2
我對Python比較陌生,所以對任何幫助/建議表示讚賞。從腳本運行Scrapy,需要幫助理解它
我想建立一個腳本,將運行一個Scrapy蜘蛛。 到目前爲止,我有下面的代碼,
from scrapy.contrib.loader import XPathItemLoader
from scrapy.item import Item, Field
from scrapy.selector import HtmlXPathSelector
from scrapy.spider import BaseSpider
from scrapy.crawler import CrawlerProcess
class QuestionItem(Item):
"""Our SO Question Item"""
title = Field()
summary = Field()
tags = Field()
user = Field()
posted = Field()
votes = Field()
answers = Field()
views = Field()
class MySpider(BaseSpider):
"""Our ad-hoc spider"""
name = "myspider"
start_urls = ["http://stackoverflow.com/"]
question_list_xpath = '//div[@id="content"]//div[contains(@class, "question- summary")]'
def parse(self, response):
hxs = HtmlXPathSelector(response)
for qxs in hxs.select(self.question_list_xpath):
loader = XPathItemLoader(QuestionItem(), selector=qxs)
loader.add_xpath('title', './/h3/a/text()')
loader.add_xpath('summary', './/h3/a/@title')
loader.add_xpath('tags', './/a[@rel="tag"]/text()')
loader.add_xpath('user', './/div[@class="started"]/a[2]/text()')
loader.add_xpath('posted', './/div[@class="started"]/a[1]/span/@title')
loader.add_xpath('votes', './/div[@class="votes"]/div[1]/text()')
loader.add_xpath('answers', './/div[contains(@class, "answered")]/div[1]/text()')

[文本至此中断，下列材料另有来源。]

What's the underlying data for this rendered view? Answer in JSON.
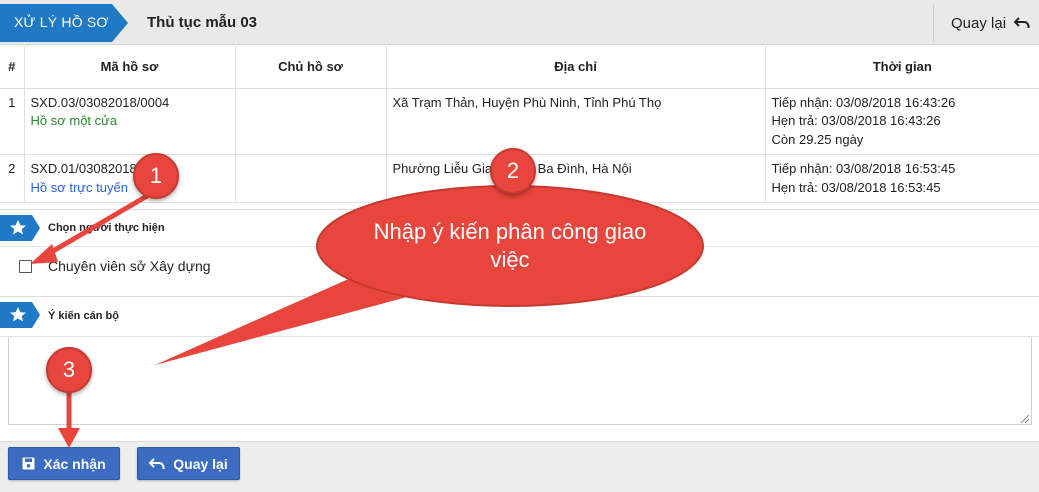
{
  "header": {
    "breadcrumb": "XỬ LÝ HỒ SƠ",
    "procedure_title": "Thủ tục mẫu 03",
    "back_label": "Quay lại"
  },
  "table": {
    "columns": [
      "#",
      "Mã hồ sơ",
      "Chủ hồ sơ",
      "Địa chỉ",
      "Thời gian"
    ],
    "rows": [
      {
        "num": "1",
        "code": "SXD.03/03082018/0004",
        "channel": "Hồ sơ một cửa",
        "owner": "",
        "address": "Xã Trạm Thản, Huyện Phù Ninh, Tỉnh Phú Thọ",
        "received": "Tiếp nhận: 03/08/2018 16:43:26",
        "due": "Hẹn trả: 03/08/2018 16:43:26",
        "remaining": "Còn 29.25 ngày"
      },
      {
        "num": "2",
        "code": "SXD.01/03082018/0002",
        "channel": "Hồ sơ trực tuyến",
        "owner": "",
        "address": "Phường Liễu Giai, Quận Ba Đình, Hà Nội",
        "received": "Tiếp nhận: 03/08/2018 16:53:45",
        "due": "Hẹn trả: 03/08/2018 16:53:45"
      }
    ]
  },
  "assign_section": {
    "title": "Chọn người thực hiện",
    "option_label": "Chuyên viên sở Xây dựng",
    "checked": false
  },
  "opinion_section": {
    "title": "Ý kiến cán bộ",
    "value": ""
  },
  "footer": {
    "confirm_label": "Xác nhận",
    "back_label": "Quay lại"
  },
  "annotations": {
    "callout_text": "Nhập ý kiến phân công giao việc",
    "badges": [
      "1",
      "2",
      "3"
    ]
  },
  "colors": {
    "primary": "#3b6cc2",
    "breadcrumb": "#1f79c4",
    "annotation_red": "#e8453c",
    "green_link": "#2a8a2a",
    "blue_link": "#2a5fd8"
  }
}
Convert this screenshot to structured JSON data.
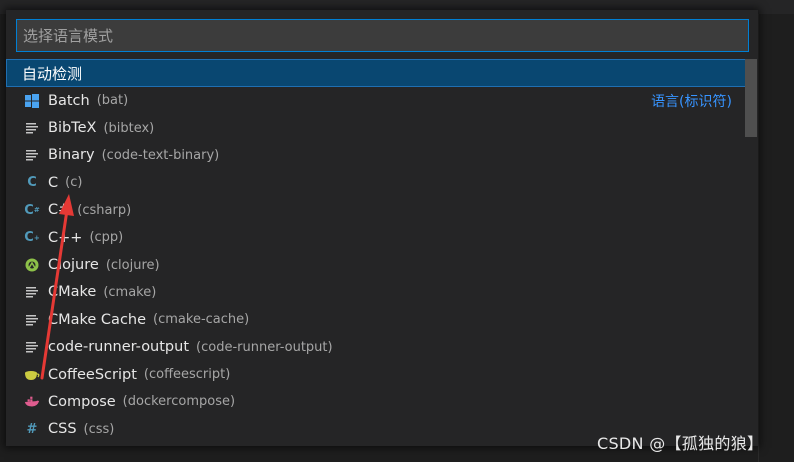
{
  "quick_pick": {
    "placeholder": "选择语言模式",
    "header_label": "自动检测",
    "items": [
      {
        "name": "Batch",
        "id": "(bat)",
        "icon": "windows-icon",
        "right": "语言(标识符)"
      },
      {
        "name": "BibTeX",
        "id": "(bibtex)",
        "icon": "lines-icon"
      },
      {
        "name": "Binary",
        "id": "(code-text-binary)",
        "icon": "lines-icon"
      },
      {
        "name": "C",
        "id": "(c)",
        "icon": "c-icon"
      },
      {
        "name": "C#",
        "id": "(csharp)",
        "icon": "csharp-icon"
      },
      {
        "name": "C++",
        "id": "(cpp)",
        "icon": "cpp-icon"
      },
      {
        "name": "Clojure",
        "id": "(clojure)",
        "icon": "clojure-icon"
      },
      {
        "name": "CMake",
        "id": "(cmake)",
        "icon": "lines-icon"
      },
      {
        "name": "CMake Cache",
        "id": "(cmake-cache)",
        "icon": "lines-icon"
      },
      {
        "name": "code-runner-output",
        "id": "(code-runner-output)",
        "icon": "lines-icon"
      },
      {
        "name": "CoffeeScript",
        "id": "(coffeescript)",
        "icon": "coffee-icon"
      },
      {
        "name": "Compose",
        "id": "(dockercompose)",
        "icon": "docker-icon"
      },
      {
        "name": "CSS",
        "id": "(css)",
        "icon": "hash-icon"
      }
    ]
  },
  "watermark": "CSDN @【孤独的狼】",
  "colors": {
    "accent": "#3794ff",
    "selection": "#094771",
    "annotation_arrow": "#e53935"
  }
}
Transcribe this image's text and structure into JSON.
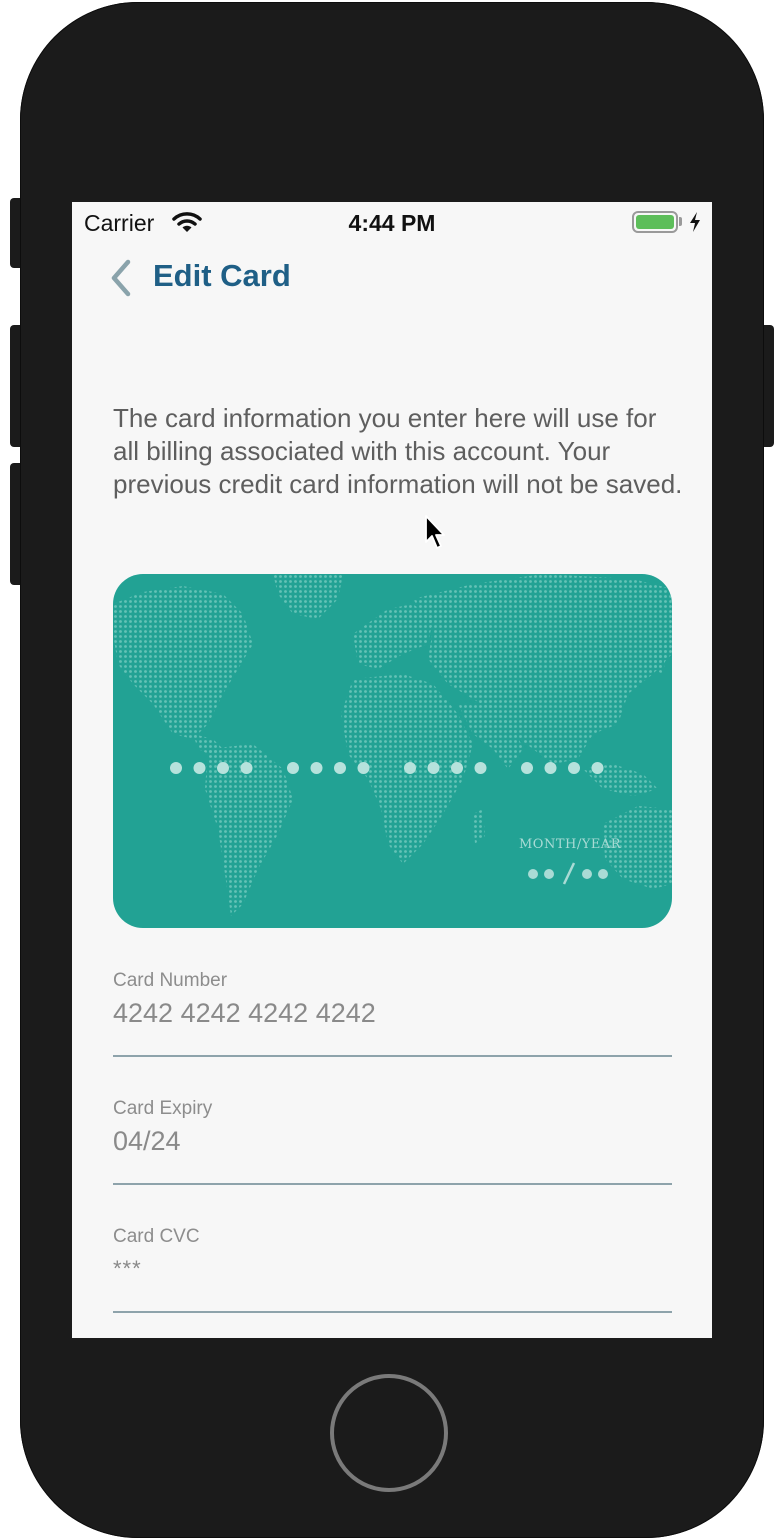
{
  "status_bar": {
    "carrier": "Carrier",
    "time": "4:44 PM",
    "battery_level": 1.0,
    "battery_color": "#5dbe5a",
    "icons": [
      "wifi-icon",
      "battery-icon",
      "charging-bolt-icon"
    ]
  },
  "nav": {
    "back_icon": "chevron-left-icon",
    "title": "Edit Card"
  },
  "intro": "The card information you enter here will use for all billing associated with this account. Your previous credit card information will not be saved.",
  "card": {
    "color": "#22a294",
    "expiry_label": "MONTH/YEAR",
    "number_dot_groups": 4,
    "dots_per_group": 4
  },
  "fields": {
    "card_number": {
      "label": "Card Number",
      "value": "4242 4242 4242 4242"
    },
    "card_expiry": {
      "label": "Card Expiry",
      "value": "04/24"
    },
    "card_cvc": {
      "label": "Card CVC",
      "value": "***"
    }
  },
  "colors": {
    "title_blue": "#1f5f86",
    "back_chevron": "#8aa3ab",
    "underline": "#8ea3ab"
  }
}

loader.add_xpath('views', './/div[@class="views"]/div[1]/text()')
yield loader.load_item()
class CrawlerWorker(Process):
def __init__(self, spider, results):
Process.__init__(self)
self.results = results
self.crawler = CrawlerProcess(settings)
if not hasattr(project, 'crawler'):
self.crawler.install()
self.crawler.configure()
self.items = []
self.spider = spider
dispatcher.connect(self._item_passed, signals.item_passed)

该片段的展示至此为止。